В 2008 г. я закончил комплексное исследование Витебской художественной школы, начатое еще в 1999-м — в эпоху, когда сам термин «Витебская художественная школа» нуждался в расшифровке и обосновании. Фокусом моей диссертации была репрезентация авангарда в городской и губернской печати, т. е. тексты, которые писали сами авангардисты о «новом искусстве» и «футуризме» в газетах и журналах (в том числе и в тех, которые «делали» они сами), а также то, как их эксперименты с цветом, формой и прочим оценивали в прессе. Работая в архивах, я смог разыскать и ввести в научный оборот несколько публикаций, которые до той поры считались утраченными либо вообще не были известны исследователям.
С момента завершения исследования прошло шесть лет. Мой интерес к Марку Шагалу и его витебскому кругу трансформировался в хроническую болезнь: я стал автоматически отслеживать все публикации на «мою» тему, превращаясь в такого же специалиста, каким является в вопросах инсулиновой зависимости любой страдающий от диабета человек. Шагал и Витебск стали моей зависимостью, избавиться от которой можно, лишь написав о них. Собрать воедино многолетние наблюдения, архивные выписки, разобрать накопившийся материал и выстроить его в книгу удалось в первую очередь благодаря поддержке австрийского Института гуманитарных наук и трем месяцам, которые я провел в Вене осенью 2014 г. Лекции, суммирующие материалы книги, прошли в ноябре 2014 г. в венском Institut für die Wissenschaften vom Menschen и в феврале 2015 г. в вильнюсском Novotel.
Полагаю, что сейчас, когда Шагала разрешили — так же истерически, как когда-то запрещали, — можно рассказать о таких вещах, о которых раньше, в разгар кампании, его очерняющей, говорить было бы неэтично.
Моя конечная цель состоит в том, чтобы представить трагедию Марка Шагала, не понятого земляками — ни в 1914-м, по возвращении из Парижа, ни в 1920-м, на пути в Париж. Но не нужно думать, что я собираюсь говорить лишь о том, что художнику было плохо в его Витебске. Ведь, непризнанный и полуголодный, осмеянный и преданный ближайшими друзьями, именно тут он придумал образный язык, которым говорил со своими зрителями до самой смерти.
«Sugar Man» Сиксто Родригес перестал писать музыку из-за того, что его никто не понимал.
Марк Шагал по этим же причинам стал гением.
Задача этой книги — в совмещении результатов многолетнего исследования с документальным воспроизведением биографии одного из самых известных художников XX в.
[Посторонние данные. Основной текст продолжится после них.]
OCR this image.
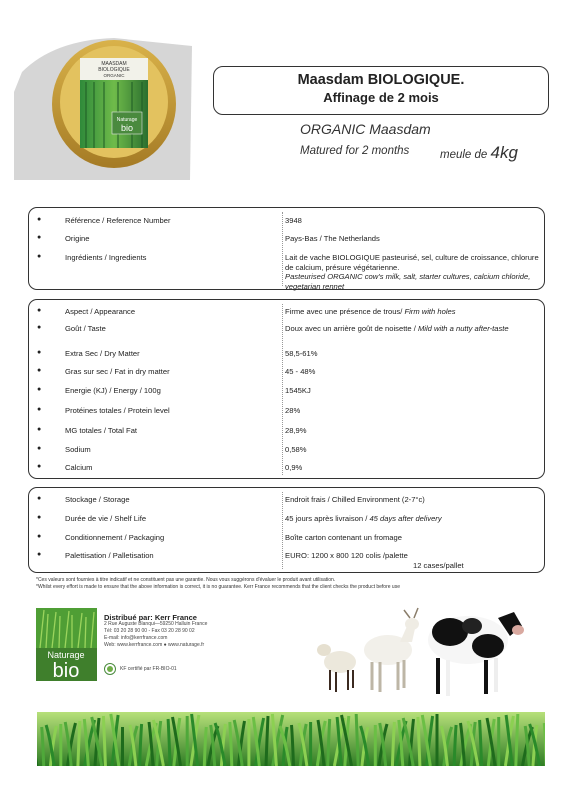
MAASDAM
BIOLOGIQUE
ORGANIC
Naturage
bio
Maasdam BIOLOGIQUE.
Affinage de 2 mois
ORGANIC Maasdam
Matured for 2 months	meule de 4kg
●	Référence / Reference Number	3948
●	Origine	Pays-Bas / The Netherlands
●	Ingrédients / Ingredients	Lait de vache BIOLOGIQUE pasteurisé, sel, culture de croissance, chlorure de calcium, présure végétarienne.
Pasteurised ORGANIC cow's milk, salt, starter cultures, calcium chloride, vegetarian rennet
●	Aspect / Appearance	Firme avec une présence de trous/ Firm with holes
●	Goût / Taste	Doux avec un arrière goût de noisette / Mild with a nutty after-taste
●	Extra Sec / Dry Matter	58,5-61%
●	Gras sur sec / Fat in dry matter	45 - 48%
●	Energie (KJ) / Energy / 100g	1545KJ
●	Protéines totales / Protein level	28%
●	MG totales / Total Fat	28,9%
●	Sodium	0,58%
●	Calcium	0,9%
●	Stockage / Storage	Endroit frais / Chilled Environment (2-7°c)
●	Durée de vie / Shelf Life	45 jours après livraison / 45 days after delivery
●	Conditionnement / Packaging	Boîte carton contenant un fromage
●	Palettisation / Palletisation	EURO: 1200 x 800 120 colis /palette
12 cases/pallet
*Ces valeurs sont fournies à titre indicatif et ne constituent pas une garantie. Nous vous suggérons d'évaluer le produit avant utilisation.
*Whilst every effort is made to ensure that the above information is correct, it is no guarantee. Kerr France recommends that the client checks the product before use
Naturage
bio
Distribué par: Kerr France
2 Rue Auguste Blanqui—59250 Halluin France
Tél: 03 20 28 90 00 - Fax 03 20 28 90 02
E-mail: info@kerrfrance.com
Web: www.kerrfrance.com ● www.naturage.fr
KF certifié par FR-BIO-01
Подозреваю, мои коллеги-исследователи упрекнут меня в излишней литературности подачи материала; читатель же, ожидающий «экшна», получит его в непривычной для easy-reading форме.
Я буду стараться держаться на границе, отделяющей историю искусств от методов социологии искусства. В первом случае моей опорой будет работа в архивах, прежде всего — в Государственном архиве Витебской области (ГАВО), а также компаративный анализ полученных результатов с воспоминаниями, перепиской и интервью очевидцев витебских событий.
Одним из факторов новизны и моего личного вклада в тему является фокус на газетной полемике вокруг дел уполномоченного по делам искусств, позволяющей существенно дополнить впечатление о годах, проведенных М. Шагалом на посту представителя Наркомпроса и директора училища. В частности, на протяжении трех лет я работал в фонде редкой книги Президентской библиотеки Республики Беларусь — одном из архивов ограниченного доступа, допуск в который осуществляется по разовым разрешениям, выдающимся по запросам государственных ведомств. Эта часть исследования позволила реконструировать публикации по теме в единственной оставшейся в Беларуси полной подшивке «Витебского листка» — наиболее активно писавшей про М. Шагала газете.
Все узловые утверждения в книге опираются на источники; часть цитируемых архивных материалов вводится в оборот впервые. Несмотря на интенцию автора быть понятным максимально широкому кругу неспециалистов, текст снабжен научным аппаратом и может восприниматься как адаптированная монография.
Необходимое уточнение: герой нашей книги родился в Витебске в 1887 г. В 1907 г. уехал из города для учебы — сначала в Петербург, затем в Париж. В июне 1914 г. он вернулся в Витебск из Берлина для женитьбы на Б. Розенфельд, остался в городе до 1915 г., после уехал в Петроград. 1918–1920 гг. провел в Витебске в статусе уполномоченного по делам искусств. В пределах этого текста мы будем интересоваться витебской жизнью художника, протекавшей в обозначенные выше временные отрезки. Кроме того, в фокусе нашего внимания будут события, происходившие с его наследием, а также с памятью о нем в Витебске после того, как он отбыл в эмиграцию. Активный период травли Шагала в БССР начался после того, как он умер. В этом смысле последняя часть книги будет своего рода летописью борьбы номенклатуры с призраком.